Nine police officers from Israel last week completed a stay in the Six Counties where they were studying how the PSNI deals with what are euphemistically called “community tensions”.
Major general Amichai Shai, who is head of the Israeli police’s human resources department, said the visit to occupied Ireland was very useful, particularly in developing ideas and strategies on how to deal with what British and Israeli both call “minority communities”.
The PSNI and Israeli police force’s strategies against the communities that oppose their rule are well documented.
Eirigi general secretary Breandan Mac Cionnaith said the presence of Israeli police officers in Six Counties is further proof of the PSNI’s commitment to repression in Ireland.

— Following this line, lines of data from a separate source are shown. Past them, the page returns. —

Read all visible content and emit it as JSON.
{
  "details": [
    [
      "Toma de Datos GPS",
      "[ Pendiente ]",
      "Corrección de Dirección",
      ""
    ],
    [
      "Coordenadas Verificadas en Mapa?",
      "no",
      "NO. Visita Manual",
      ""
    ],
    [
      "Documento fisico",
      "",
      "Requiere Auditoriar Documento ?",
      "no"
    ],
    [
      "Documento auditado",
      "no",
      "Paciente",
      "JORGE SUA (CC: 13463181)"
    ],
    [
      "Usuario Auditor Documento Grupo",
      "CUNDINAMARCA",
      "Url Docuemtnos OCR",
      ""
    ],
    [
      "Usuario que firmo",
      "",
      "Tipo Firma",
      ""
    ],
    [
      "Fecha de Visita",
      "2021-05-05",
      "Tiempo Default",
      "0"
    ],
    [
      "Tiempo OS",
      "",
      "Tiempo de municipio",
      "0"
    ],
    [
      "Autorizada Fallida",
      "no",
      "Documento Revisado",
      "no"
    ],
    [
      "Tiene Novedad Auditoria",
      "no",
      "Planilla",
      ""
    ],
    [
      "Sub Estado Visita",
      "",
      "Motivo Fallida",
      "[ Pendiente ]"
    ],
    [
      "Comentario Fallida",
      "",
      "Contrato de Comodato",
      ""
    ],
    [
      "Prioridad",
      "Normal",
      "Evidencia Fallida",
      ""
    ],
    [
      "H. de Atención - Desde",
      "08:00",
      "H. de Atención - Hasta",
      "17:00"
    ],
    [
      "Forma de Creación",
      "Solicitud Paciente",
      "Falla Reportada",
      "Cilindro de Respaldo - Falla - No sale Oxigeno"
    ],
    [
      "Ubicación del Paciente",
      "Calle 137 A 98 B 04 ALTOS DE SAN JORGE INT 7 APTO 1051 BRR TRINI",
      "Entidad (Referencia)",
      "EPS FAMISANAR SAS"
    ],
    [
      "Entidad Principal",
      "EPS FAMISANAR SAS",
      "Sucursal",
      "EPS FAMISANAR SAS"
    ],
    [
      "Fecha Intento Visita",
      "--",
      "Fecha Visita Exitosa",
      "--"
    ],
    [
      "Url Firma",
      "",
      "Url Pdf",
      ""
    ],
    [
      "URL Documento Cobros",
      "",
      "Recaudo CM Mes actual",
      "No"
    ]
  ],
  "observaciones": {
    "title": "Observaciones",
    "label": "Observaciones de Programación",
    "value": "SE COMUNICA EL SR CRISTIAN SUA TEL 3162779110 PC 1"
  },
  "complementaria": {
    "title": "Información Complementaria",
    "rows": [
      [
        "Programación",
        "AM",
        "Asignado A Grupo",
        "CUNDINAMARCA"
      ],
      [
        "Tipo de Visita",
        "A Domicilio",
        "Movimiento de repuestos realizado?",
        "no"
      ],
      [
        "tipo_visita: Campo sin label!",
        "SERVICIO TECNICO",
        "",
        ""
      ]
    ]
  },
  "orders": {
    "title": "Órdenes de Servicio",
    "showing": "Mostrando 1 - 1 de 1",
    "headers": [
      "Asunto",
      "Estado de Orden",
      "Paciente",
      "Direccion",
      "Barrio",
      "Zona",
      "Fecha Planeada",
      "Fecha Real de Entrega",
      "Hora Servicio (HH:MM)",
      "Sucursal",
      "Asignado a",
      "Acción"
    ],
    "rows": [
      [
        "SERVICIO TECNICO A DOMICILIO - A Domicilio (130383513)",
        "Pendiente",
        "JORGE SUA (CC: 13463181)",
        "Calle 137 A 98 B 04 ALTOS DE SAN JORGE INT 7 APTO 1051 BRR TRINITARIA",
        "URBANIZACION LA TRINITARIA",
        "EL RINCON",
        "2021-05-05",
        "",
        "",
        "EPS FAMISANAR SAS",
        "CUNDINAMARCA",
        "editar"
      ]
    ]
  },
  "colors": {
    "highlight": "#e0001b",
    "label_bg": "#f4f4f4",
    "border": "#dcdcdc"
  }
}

Mac Cionnaith said: “There could perhaps not be a more appropriate link up than that between the PSNI and the Israeli police force.
“The Six County and Israeli states have, from their inceptions, maintained regimes of apartheid and systematic terror against the nationalist and Palestinian populations. The RUC-PSNI and the Israeli police force have been at the front line of these policies.
“While the Israeli police force spends its days evicting Palestinian families from their homes in east Jerusalem and suppressing Palestinian demonstrations, the PSNI spends its time harassing nationalists and republicans with repressive legislation and firing plastic bullets at children. Both forces are notorious human rights abusers.”
On October 25 this year, journalist Diala Jwaihan told the Palestinian Centre for Human Rights how Israeli police violently beat her and cut her clothing when she photographed an officer attacking Palestinian pensioners. Jawaihan suffered acute bruises to the neck and back and muscular strain as a result of the assault.
On July 13 this year, the PSNI opened fire with plastic bullets on a peaceful protest while forcing a sectarian march past the nationalist Ardoyne area of north Belfast. At least 10 residents were injured during the assault, including a number of children.
Mac Cionnaith continued: “It will be worrying for the nationalist community in the Six Counties and the Palestinian population in the zionist state that there is this level of collaboration going on between the two forces. One can only imagine that the visit amounted to an exercise in ‘I’ll show you my way to crack down on dissent if you show me yours’.
“Yet again, the nationalist members of the Six County Policing Board have shown their utter inability to have any impact on policing tactics in the North. It is business as usual for the veteran human rights abusers of the RUC.
“If this visit demonstrates anything, it is that the PSNI is as wedded to the policies of repression as ever.”